Porque às vezes eu desejaria ser um alcoólatra.
Introdução.
Ao ouvir os discursos dos períodos
de eleições, alguém poderia afirmar que a nova leva de políticos em Washington
resolverá os problemas que essa nação tem enfrentado, ou até mesmo os problemas
do mundo. Uma vez eleito o candidato X, ele ou ela resolverá os problemas do
aquecimento global, a crise na saúde, eliminará a pobreza, ajustará a economia
e unirá um país dividido.
Para dois problemas,
entretanto, nenhum político ousa apresentar soluções: morte e maldade.

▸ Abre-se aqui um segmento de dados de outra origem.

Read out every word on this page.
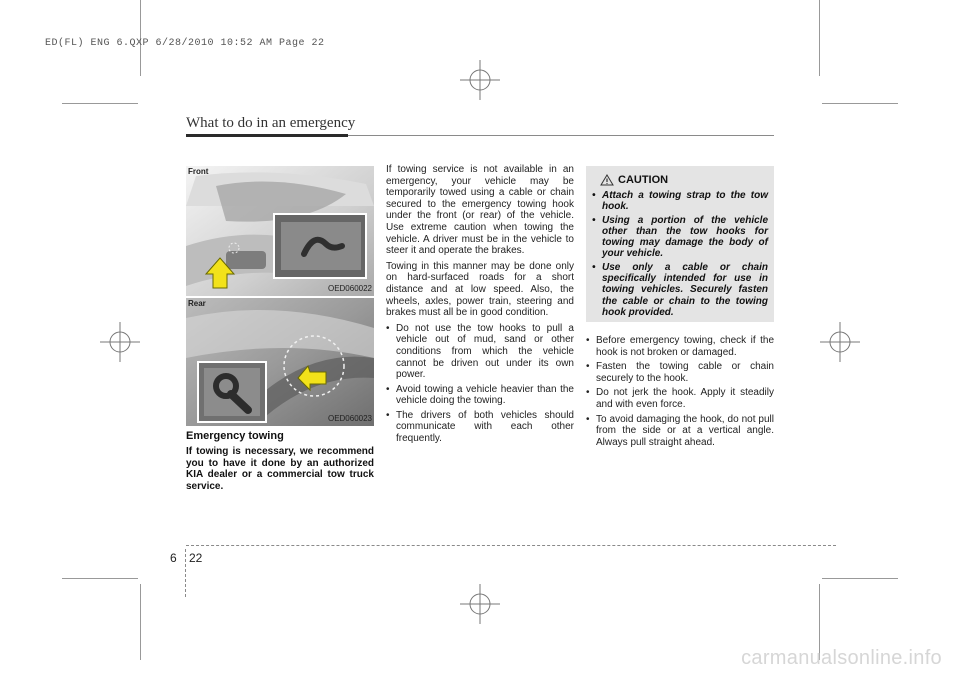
ED(FL) ENG 6.QXP 6/28/2010 10:52 AM Page 22
What to do in an emergency
Front
OED060022
Rear
OED060023
Emergency towing
If towing is necessary, we recommend you to have it done by an authorized KIA dealer or a commercial tow truck service.

If towing service is not available in an emergency, your vehicle may be temporarily towed using a cable or chain secured to the emergency towing hook under the front (or rear) of the vehicle. Use extreme caution when towing the vehicle. A driver must be in the vehicle to steer it and operate the brakes.

Towing in this manner may be done only on hard-surfaced roads for a short distance and at low speed. Also, the wheels, axles, power train, steering and brakes must all be in good condition.

• Do not use the tow hooks to pull a vehicle out of mud, sand or other conditions from which the vehicle cannot be driven out under its own power.
• Avoid towing a vehicle heavier than the vehicle doing the towing.
• The drivers of both vehicles should communicate with each other frequently.
CAUTION
• Attach a towing strap to the tow hook.
• Using a portion of the vehicle other than the tow hooks for towing may damage the body of your vehicle.
• Use only a cable or chain specifically intended for use in towing vehicles. Securely fasten the cable or chain to the towing hook provided.
• Before emergency towing, check if the hook is not broken or damaged.
• Fasten the towing cable or chain securely to the hook.
• Do not jerk the hook. Apply it steadily and with even force.
• To avoid damaging the hook, do not pull from the side or at a vertical angle. Always pull straight ahead.
6 22
carmanualsonline.info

Endêmicos à condição humana, esses dois problemas nos acompanharão por toda
nossa vida. São exatamente esses os problemas que o evangelho de Cristo promete
solucionar – não através da política ou ciência, mas através de um projeto que
se iniciou no Gólgota.
A mais compacta exposição das boas novas.
Estudiosos da Bíblia mostram
que o capítulo 3 de Romanos é a mais compacta exposição das boas novas. Antes
de revelar a cura para aqueles dois males, Paulo detalha a impotência da
humanidade em achar solução por conta própria. Como um médico, ele precisa
impressionar seus pacientes com a gravidade da doença antes de apresentar sua
cura.
Três categorias de pecadores.
Sou confrontado com as três
categorias de pecadores apresentadas por Paulo em Romanos 1 e 2.
1ª
– Infratores flagrantes.
Ele começa descrevendo infratores
flagrantes: depravados, assassinos e inimigos de Deus (embora, curiosamente,
ele também mencione os pecados “de todo dia”, como ganância, fofoca, inveja e
desobediência aos pais).
Como seus leitores eram
cidadãos conscientes, presunçosos por sua superioridade moral ante àqueles
depravados, Paulo vira a mesa do jogo no capítulo 2: “Portanto, és indesculpável, ó homem, quando julgas, quem quer que
sejas; porque, no que julgas a outro, a ti mesmo te condenas; pois praticas as
próprias coisas que condenas”.
Posso nunca ter roubado um
banco, mas será que eu já soneguei meus impostos? Ou será que eu fiz alguma
obra em minha casa sem que tivesse licença para fazê-la? Será que já ignorei
uma necessidade por causa de preguiça? Paulo segue a lógica de Jesus
apresentada no Sermão do Monte: homicídio e adultério diferem de ódio e luxúria
apenas por uma questão de grau. Na verdade, a pessoa que comete um mal
flagrante tem uma vantagem peculiar: um giroscópio interno na consciência que
registra a sensação de estar fora de curso.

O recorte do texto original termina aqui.